1.–Nestes autos de Embargo de Executado com o nº supra identificado foi proferida saneador – sentença, dispensada a audiência preliminar, no Juízo Local Criminal de Oeiras - Juiz 2 do Tribunal Judicial da Comarca de Lisboa Oeste que decidiu julgar os embargos de executado improcedentes e determinou o prosseguimento da execução.

2.–Não se conformando com tal decisão, veio o Embargante, AMFA interpor recurso terminado a sua motivação com as seguintes

Conclusões:

A)–Atento o AUJ nº 5/2018, efectivamente não merece qualquer reparo a fundamentação da sentença ao considerar que “A insolvência do lesante não determina a inutilidade superveniente da lide do pedido de indemnização civil deduzido em processo penal.”.
B)–Porém, já não se concorda com o facto do Tribunal recorrido considerar que o embargado/exequente não teria de ter reclamado o seu crédito no processo de insolvência identificado no ponto 2 dos factos assentes e que, ao invés, deveria exercer o seu direito através da execução apensa.
C)–O AUJ nº 5/2018 é muito claro a lembrar da necessidade do lesado reclamar o seu crédito no processo de insolvência, sem prejuízo da insolvência do lesante não determinar a inutilidade superveniente da lide do pedido de indemnização civil deduzido em processo penal.
D)–Diametralmente do espelhado na sentença de que se recorre (que refere o crédito do embargado só nasceu com o trânsito em julgado do processo criminal), determina precisamente o AUJ nº 5/2018:
“(...)

4.–De tudo o exposto concluímos que:

Por força do princípio de adesão, o titular do direito a indemnização, fundada na prática de crime, apenas no processo penal pode ver reconhecido o seu direito a ser indemnizado e determinado o quantitativo da indemnização pelos prejuízos causados (nos termos do disposto nos arts. 71.º a 84.º, do CPP).
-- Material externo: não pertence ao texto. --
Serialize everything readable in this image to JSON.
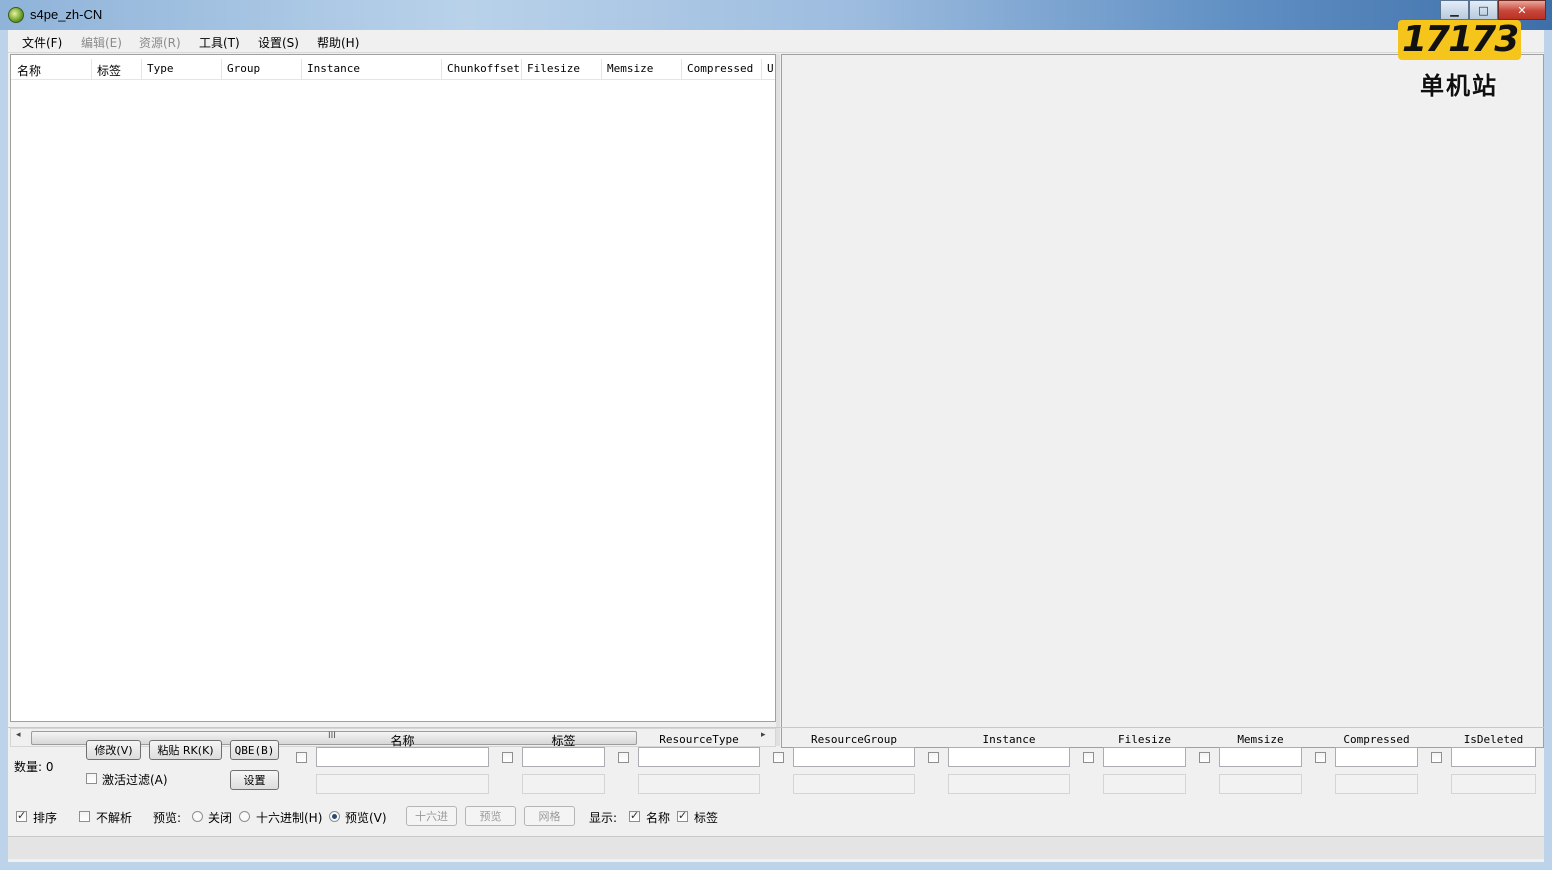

Só após o reconhecimento do direito e a determinação do quantitativo indemnizatório é que se torna claro qual o crédito de que emerge a obrigação de indemnizar. E somente quando não ocorra o cumprimento desta obrigação e após o vencimento da dívida[33] assiste ao credor o direito intervir no processo de insolvência para obter o pagamento da dívida pelo produto da liquidação dos bens do devedor. Deverá, então, ser reclamado o crédito no processo de insolvência no prazo fixado ou posteriormente até ao encerramento do processo de insolvência (cf. arts. 1.º, 3.º, 47.º, 90.º, 128.º, 146.º, n.º 1, e 230.º, do CIRE).
(…)
[33] Isto é, tratando-se de obrigação resultante de ato ilícito, como tal não sujeita a interpelação, o vencimento do obrigação só se dá quando o crédito se torna líquido, o que pressupõe que o pedido de indemnização seja julgado procedente pela sentença condenatória, pelo que o vencimento da obrigação ocorre, neste caso, a partir da citação, data a partir da qual o devedor se constitui em mora (artigo 805.º, n.º 3, do Código Civil) (cfr. Inocêncio Galvão Teles, Direito das Obrigações, 7.ª ed., 2010, Coimbra: Coimbra Editora, p. 256-7).”
E)–Assim, como se vê, lembra o Acórdão Uniformizador que o vencimento/nascimento da dívida ocorre com a “citação, data a partir da qual o devedor se constitui em mora (artigo 805.º, n.º 3, do Código Civil) (cfr. Inocêncio Galvão Teles, Direito das Obrigações, 7.ª ed., 2010, Coimbra: Coimbra Editora, p. 256-7)” - in casu, com a notificação do lesante para contestar o pedido de indemnização civil - e nunca com o trânsito em julgado da decisão (como definiu erradamente o Tribunal criticado).
F)–De resto, a sentença proferida nos autos principais de que a execução e os presentes são apensos, apenas reconheceu judicialmente o crédito indemnizatório do aqui embargado/exequente, cujo vencimento ocorreu com a citação, ainda que o mesmo careça do trânsito em julgado da decisão para adquirir certeza.
G)–Aliás, a própria sentença dada à execução e que transitou em julgado em 26 de Fevereiro de 2014 condena o embargante a pagar juros de mora desde a prolacção da sentença em 20 de Junho de 2013, conforme peticionado pelo lesado ao abrigo do princípio do dispositivo e não a contar do seu trânsito em julgado.
H)–Pelo que, por uma questão de lógica, seria um completo absurdo o crédito se ter vencido com o trânsito em julgado em 2014, mas o embargante estar condenado a pagar juros de mora desde 2013, ou seja, desde um momento em que alegadamente inexistia sequer qualquer crédito que pudesse vencer juros.
I)–Assim, parece mais do que pacífico que, se existe vencimento de juros a partir de determinada data é porque existe a obrigação de pagamento ocorre a partir desse momento.
J)–Ora, resulta manifesto dos autos principais que participação criminal ocorreu em Maio de 2010 por referência aos factos ocorridos em 2009 e o pedido de Indemnização Civil formulado de fls 125/134 no processo principal de que a execução é apensa, foi apresentado no ano de 2011, tendo o embargante sido notificado para contestar tal pedido em 20 dias por notificação datada de 1 de Fevereiro de 2012 e declarado insolvente por sentença proferida a 19 de março de 2012, transitada a 9 de abril de 2012.
L)–Aquando da declaração de insolvência do embargante estava, pois, o embargado/exequente em condições de reclamar o seu alegado crédito no processo de insolvência, ainda que a título condicional, aguardando depois o rateio no processo de insolvência pelo desfecho do processo criminal.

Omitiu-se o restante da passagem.